Segner re-created old Sedona, perhaps not as it was, but as it should have been, in a now-famous B&B called “El Portal.” Since the community wasn’t established until about 1900, Segner decided that his resort’s made-up history would start with a bunkhouse, essential to a new ranch. Then more modern and more luxurious rooms would be added as the imaginary “ranch” became prosperous. In reality, all were built at the same time.
| The illusion succeeded perfectly. El Portal is tucked into a side street as if the town had grown up around it. When we walked up its gravel pathways in December, El Portal had been open barely a year, yet it seemed to reflect the changing priorities and remodeling ideas of about four generations. The building was old-fashioned adobe and recycled timber, built around a central courtyard. There are strings of electric lights hung overhead across the level courtyard lawn, as people did some 60 years ago to allow night games of croquet. A fireplace opened onto the portico, as if originally built for a room that had been removed in subsequent remodeling, and two of the guests were enjoying its warmth this morning.

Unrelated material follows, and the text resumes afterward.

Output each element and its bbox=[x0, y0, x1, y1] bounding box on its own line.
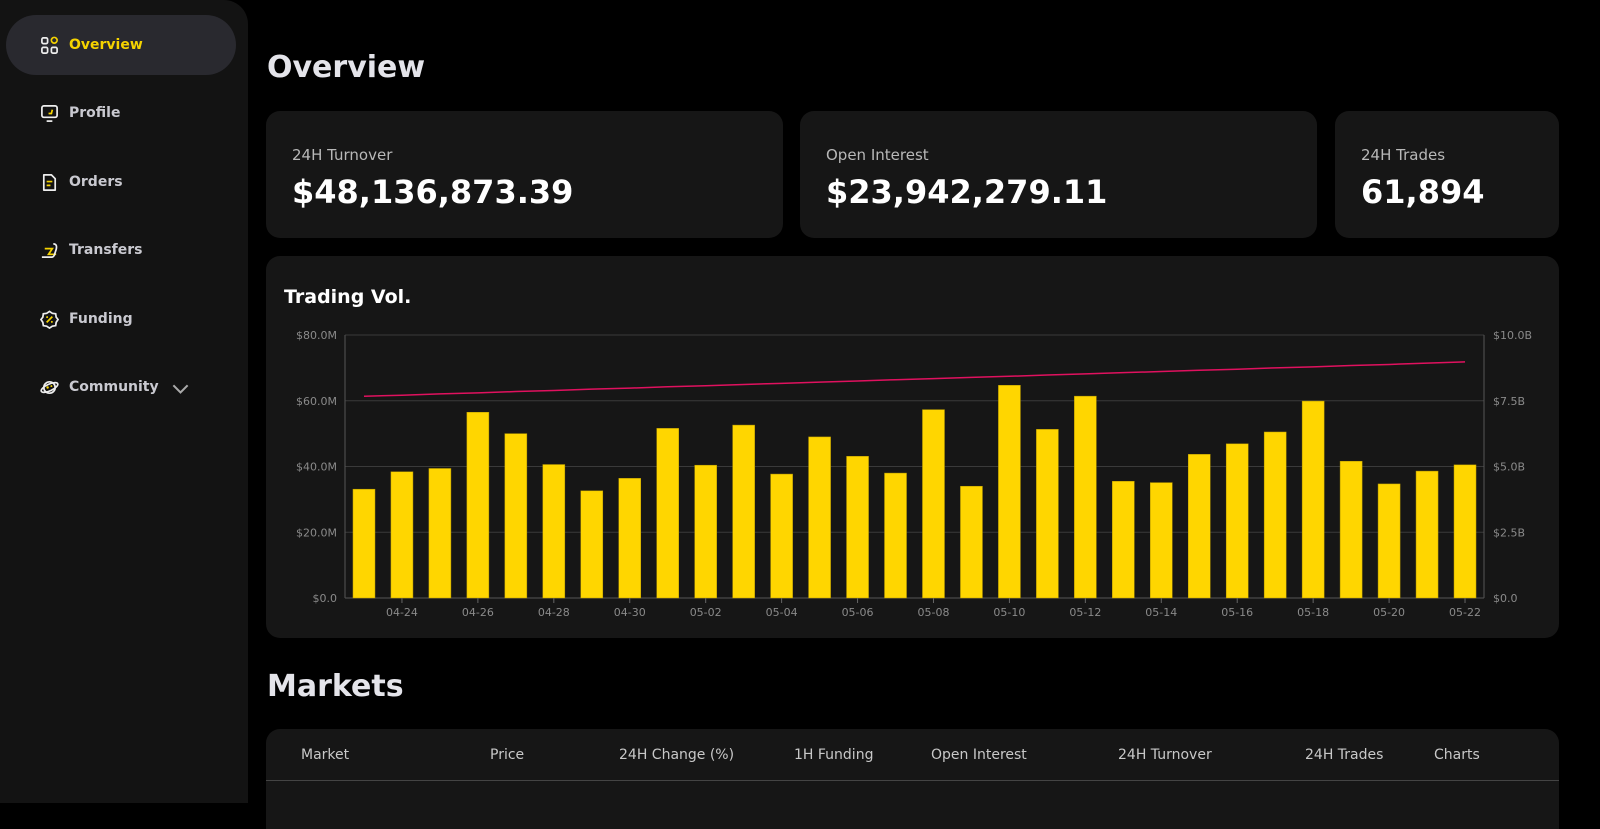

On a space-available basis and with reservations, El Portal serves meals to the public as well as its own guests. When we visited, the featured breakfast was a brie cheese omelet with mesquite-smoked bacon, fresh herbs, tomato, and raspberry chipotle sauce, served with roasted new potatoes and bacon or sausage. A mixed-melon appetizer was rendered special by pomegranate seeds, bursting with color and flavor. Each piece of flatware had an iron handle with a loop handforged onto one end; the other end was smoothly welded to a stainless steel blade, spoon bowl, or fork tines.
Interior designer Lynda Borgeois showed us one of the suites, with sturdy masculine furnishings from the arts-and-crafts period (roughly 1890-1920). Some pieces are actually antiques; since nobody made king-sized beds in 1920, Borgeois had one built of quarter-sawed oak in the style of Gustav Stickley, master designer of the arts-and-crafts movement. Railing rungs on the balcony are iron versions of cattail stalks and leaves. Every suite is furnished in a different style.